Landmark Books in All Fields
ItemID: #104235
Cost: $750.00

Remarks during a Journey through North America

Adam Hodgson

“AN ACCURATE AND MORALLY DRIVEN ACCOUNT OF THE REALITY OF SLAVERY”

(SLAVERY) HODGSON, Adam. Remarks during a Journey through North America in the Years 1819, 1820, and 1821, in A Series of Letters… Also, A Letter to M. Jean Baptiste Say, On the Comparative Expense of Free and Slave Labour.

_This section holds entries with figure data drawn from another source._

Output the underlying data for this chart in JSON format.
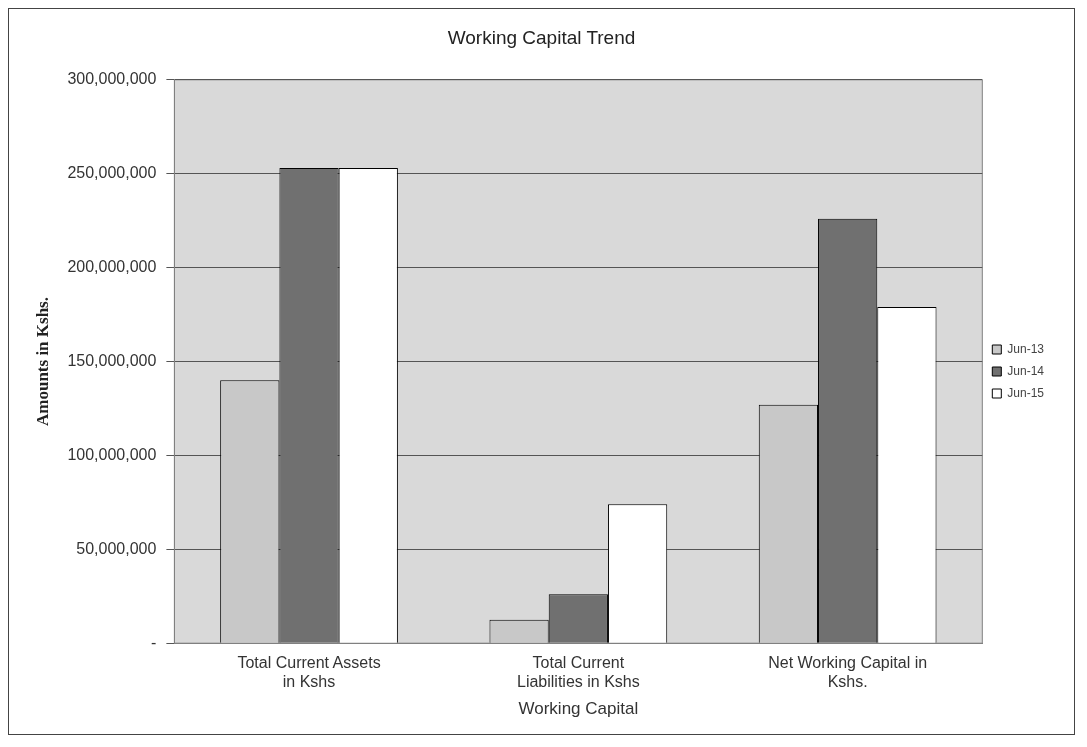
{
  "chart_data": {
    "type": "bar",
    "title": "Working Capital Trend",
    "xlabel": "Working Capital",
    "ylabel": "Amounts in Kshs.",
    "categories": [
      "Total Current Assets in Kshs",
      "Total Current Liabilities in Kshs",
      "Net Working Capital in Kshs."
    ],
    "series": [
      {
        "name": "Jun-13",
        "color": "#c8c8c8",
        "values": [
          140000000,
          12500000,
          127000000
        ]
      },
      {
        "name": "Jun-14",
        "color": "#707070",
        "values": [
          253000000,
          26000000,
          226000000
        ]
      },
      {
        "name": "Jun-15",
        "color": "#ffffff",
        "values": [
          253000000,
          74000000,
          179000000
        ]
      }
    ],
    "ylim": [
      0,
      300000000
    ],
    "yticks": [
      {
        "value": 0,
        "label": "-"
      },
      {
        "value": 50000000,
        "label": "50,000,000"
      },
      {
        "value": 100000000,
        "label": "100,000,000"
      },
      {
        "value": 150000000,
        "label": "150,000,000"
      },
      {
        "value": 200000000,
        "label": "200,000,000"
      },
      {
        "value": 250000000,
        "label": "250,000,000"
      },
      {
        "value": 300000000,
        "label": "300,000,000"
      }
    ],
    "grid": "y",
    "legend": "right"
  }
}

New-York: Samuel Whiting, 1823. Octavo, contemporary full brown tree calf, red morocco spine label. $750.

First edition of Hodgson’s account of travels across nearly 7000 miles of America, describing his encounters with Indian tribes, a meeting with Jefferson at Monticello, and his “unbiased observations” (Field) on the brutality of slavery, featuring the first publication of his Letter to M. Jean-Baptiste Say, enlisting Adam Smith, David Hume, Franklin and others to dispute Say’s view of slavery as more profitable than free labor.

From 1819 to 1821 Hodgson, a leading Liverpool merchant and future director of the Bank of Liverpool, traveled across nearly 7000 miles of North America "to gather political and economic intelligence and to establish personal contacts in the transatlantic mercantile world" (Hayes, 88). Hodgson was especially interested in the role of slavery in America's economy less than 15 years after passage of the Slave Trade Act that ended the British slave trade. This volume assembles letters detailing his travels, including "his 'Journey among the Creeks, Choctaws, Chickasaws, and Cherokees'" (Field 704) and a visit with Jefferson at Monticello, where Hodgson recalls Jefferson "expressed his sentiments very freely on the present situation of England… and concluded with an earnest hope that… the people might be soothed into better humor with one another." This important work, however, remains best known for its "unbiased observations" (Howes H560) and its chilling accounts of slavery. Hodgson's "goal was clearly to provide his readers with an accurate and morally driven account of the reality of slavery in the United States in hopes of provoking them into efforts leading to its eventual abolition." While he believed, early in his travels, that slavery was in the process of extinction, he later spoke of having mistakenly "seduced [his readers] into a belief that the horrors of slavery were extinguished" (Murphy, Land without Castles, 196).

That focus on slavery in America is especially evident in Hodgson's Letter to M. Jean-Baptiste Say, where he disputes Say's position that slave labor is more profitable than free labor. Hodgson rigorously compares "the costs expended to maintain free laborers and slaves, the work output of these two classes, the worth of land in slave and free regions, and the value of estates before and after emancipation" (Bacon, Freedom's Journal, 229). In addition, he uses the "arguments of Adam Smith to support his anti-efficiency argument," as well as the writings of David Hume, Franklin, Edmund Burke and others "to demonstrate an intercultural dimension to his arguments on the wastefulness of slavery" (Murphy, 208). Sabin 32358. Field 704. Howes H560. Allibone I:853. Trace of bookplate removal. Title page with embossed library stamp; corner excised without loss of text, possibly to remove owner signature. Early inked "Woodbury Library" to upper edge of first text leaf, tiny bit of marginalia to one leaf (181).

Text generally fresh with some scattered foxing, faint occasional dampstaining, light edge-wear, mild rubbing to boards. A very good copy, very scarce in unrestored contemporary tree calf.